In the python program, it runs about 10 seconds, and then output one iteration of data, which is a json object for coordinates. I'm wondering how should I connect this data to google maps?
What I thought was let python write data into a file and JS would listen to that file every few milliseconds. However that sounds too hacky. Just wondering is there a better way to do it?

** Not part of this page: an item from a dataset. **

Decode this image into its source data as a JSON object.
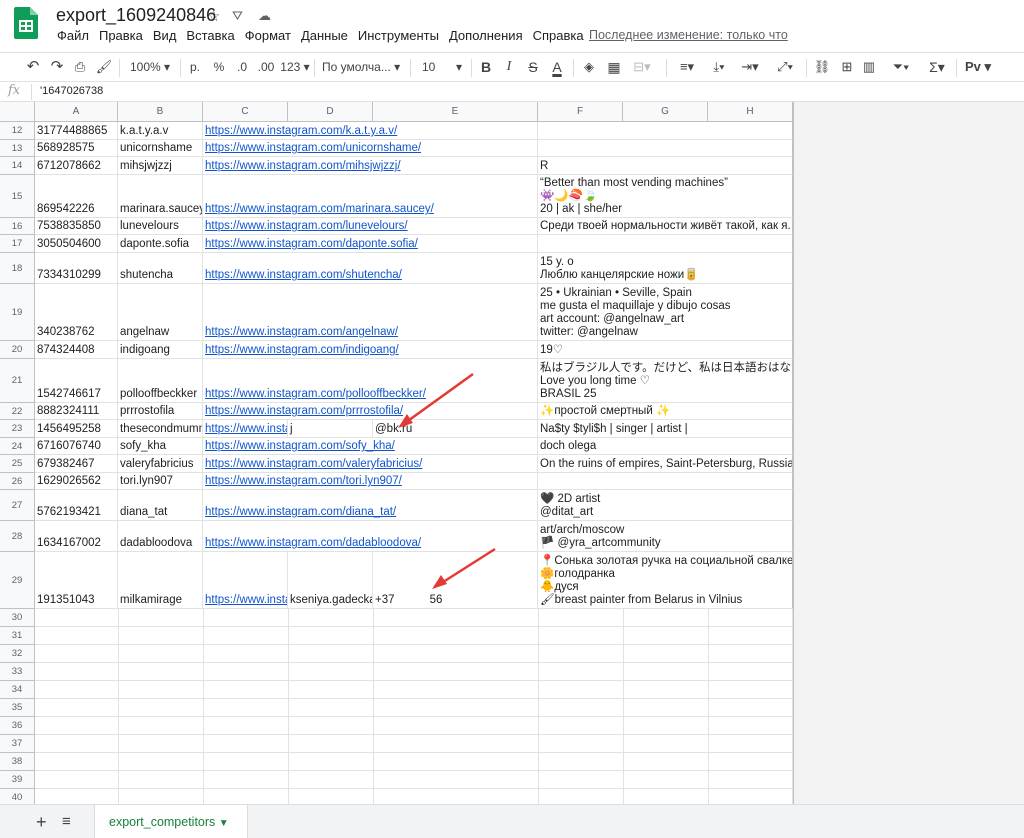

I'm really a newbie to js. please forgive my ignorance.
Thanks
Upvotes: 0
Views: 420
Reputation: 4762
The normal way a HTML page gets data from a backend service (like your coordinate generator every 10 seconds) is to poll a web service (usually, a JSON
feed) for updates.
All of the dynamic Google Maps stuff happens within a browser, and that page polls a JSON endpoint, or uses something fancier like websockets
to stream data into the browser window.
For the frontend, consider using jQuery
, which makes polling JSON
dead simple. Here's some examples.
Your "python program" should dump results into a simple database. While relational and traditional databases like MySQL or PostgreSQL should suffice, i'd encourage you to use a NoSQL database, which handles capped collections. This prevents you from having to clean old data out from a cron schedule. It additionally allows storing data in ranged buckets for some cool playback style histories.
You should then have a simple web server which can handle the JSON requests from the HTML frontend page, and simply pulls data from the MongoDB. This can be done quickly in any one of the python web frameworks like Flask, Bottle or Pyramid. You could also play with something a little sexier like node.js. The only requirement here is that a database driver exists for it.
Hope that gives a 10,000 foot view of what you need to do now.